L’evoluzione della politica di sviluppo rurale dell' Ue è tale da incoraggiare siffatti progetti, la cui realizzazione consentirebbe uno sviluppo dei territori rurali, la conservazione del paesaggio e la tutela dell'ambiente, la specializzazione nella produzione di alcuni beni e/o servizi, la valorizzazione delle risorse in loco, nonchè la multidisciplinarietà e la intersettorialità, il coinvolgimento degli enti locali e delle parti sociali presenti e la realizzazione di una programmazione di bottom up.

Come identificare un Distretto rurale o agroalimentare

Il Decreto legislativo n. 228 del 2001 demanda alle Regioni il compito di individuare i Distretti rurali, così come i Distretti agroalimentari di qualità.
L’istituzione dei Distretti rurali ed agroalimentare non possono essere imposti “dall’alto”, ma attraverso una seria concertazione ed uno studio accurato.
A tal riguardo, la Regione Toscana, ha previsto tale istituzione attraverso quattro passaggi, che possono essere facilmente condivisibili:
1. istituzione del comitato distrettuale, fortemente rappresentativo del territorio e che comprenda obbligatoriamente i comuni interessati;
2. relazione dettagliata del Distretto nella quale vengano esposti e motivati le ragioni del riconoscimento, includendo la perimetrazione, la strategia di sviluppo prescelto;
3. accordi di programma (Enti vari, Sindacati di categoria, parchi, ecc).
4. alla Regione spetterebbe il compito di analizzare attraverso un comitato tecnico-scientifico, appositamente istituito, i presupposti tecnici, sociali e culturali della scelta del Distretto.
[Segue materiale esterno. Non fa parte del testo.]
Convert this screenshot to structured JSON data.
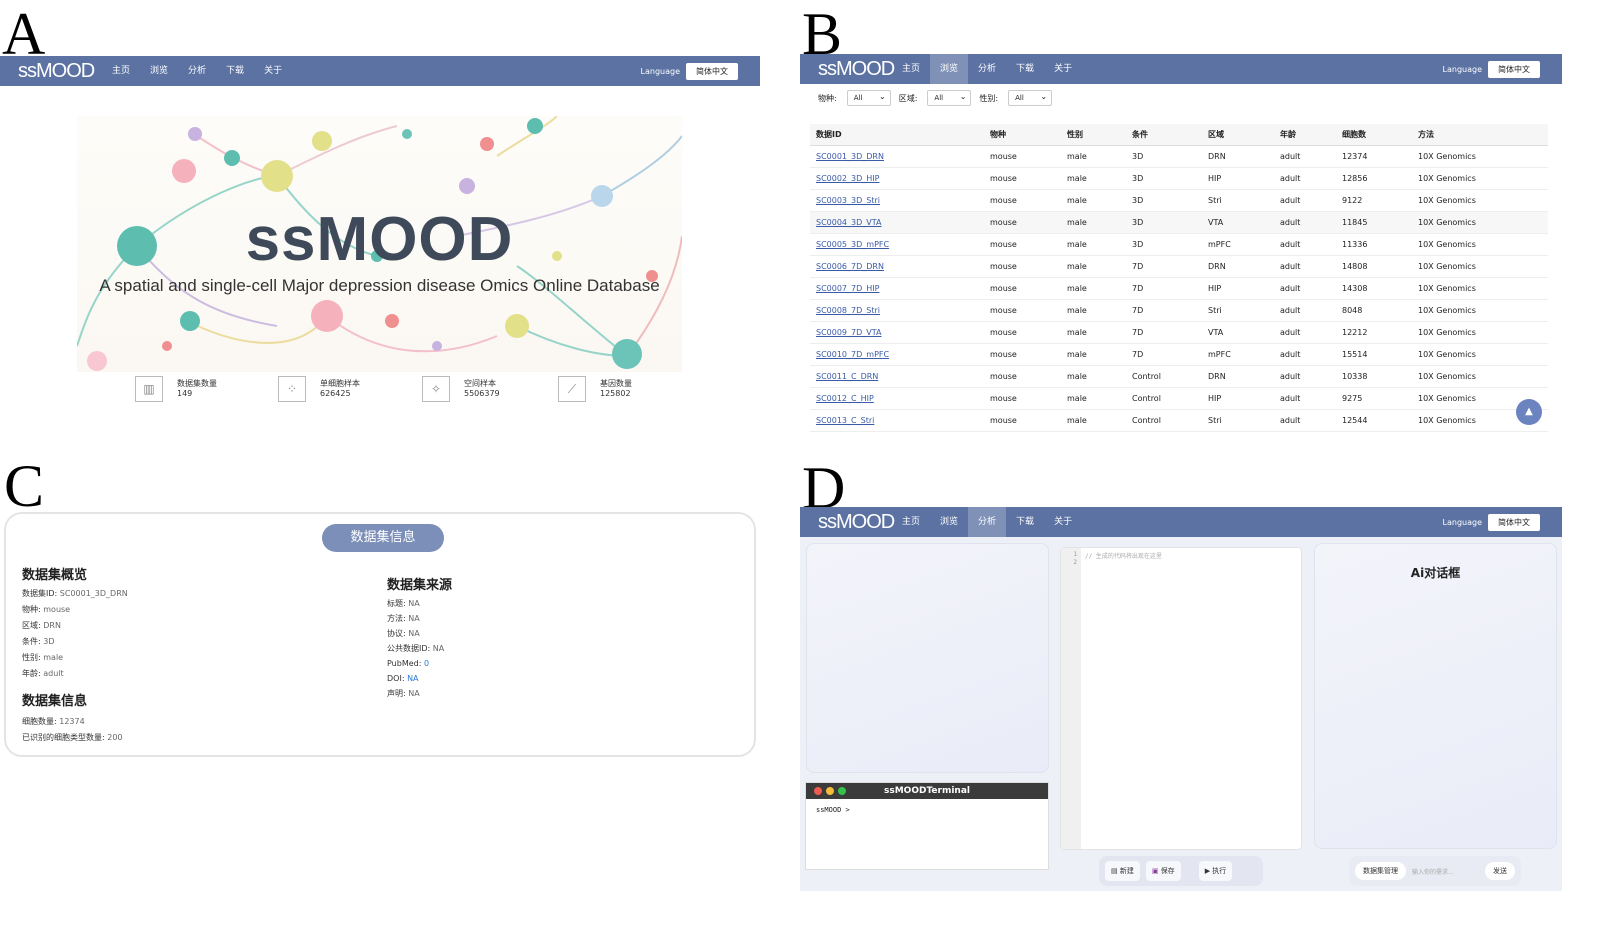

Riflessioni sugli strumenti di programmazione

Il Distretto rurale o Agroalimentare non può essere concepito come uno strumento da applicare sull’intero territorio siciliano, ma una come una nuova opportunità di programmazione per aree fortemente specializzate. Niente vieta che nell’ambito territoriale si possano avere dei Distretti di natura diversa: Rurale, Agroalimentare, Balneare, Industriale, ecc.
L’obiettivo è quello di arrivare ad una programmazione che trova in ogni ambito regionale la ragione storica, culturale ed economica della sua esistenza e del suo sviluppo.
La zonizzazione risulta un elemento indispensabile per l'impostazione di un piano di Sviluppo. La zonizzazione nei processi di sviluppo diventa un d’obbligo in quanto condiziona fortemente le scelte e ne determina i percorsi in quanto il badget pubblico a disposizione diventa sempre più limitato, facilità nella fase di diagnosi, sia in fase di programmazione che successivamente di valutazione. E' innegabile che solo legando la zonizzazione alla programmazione è possibile prevedere prima e valutare poi i risultati. Sarebbe così facilitato il compito della programmazione con l'obiettivo della migliore integrazione possibile tra gli interventi. E se qualcuno pensa che questa nuova “invenzione” possa essere un ulteriore strumento che crea concorrenza dei Patti territoriali, dei Piani integrati territoriali, associazione dei comuni, ecc. si sbaglierebbe di grosso, in quanto quest’ultimi, sono dei veri e propri strumenti di finanziamento che nascono e muoiono con l’attuazione dei piani stessi. Viceversa, il Distretto rurale o agroalimentare è un nuovo sistema su cui basare nel tempo la programmazione territoriale nel contempo capace di captare tutte le risorse disponibili sia quelle endogene ed esogene puntando ad una specializzazione del Distretto per divenire punto di riferimento e di attrazione per altre forze umane ed economiche.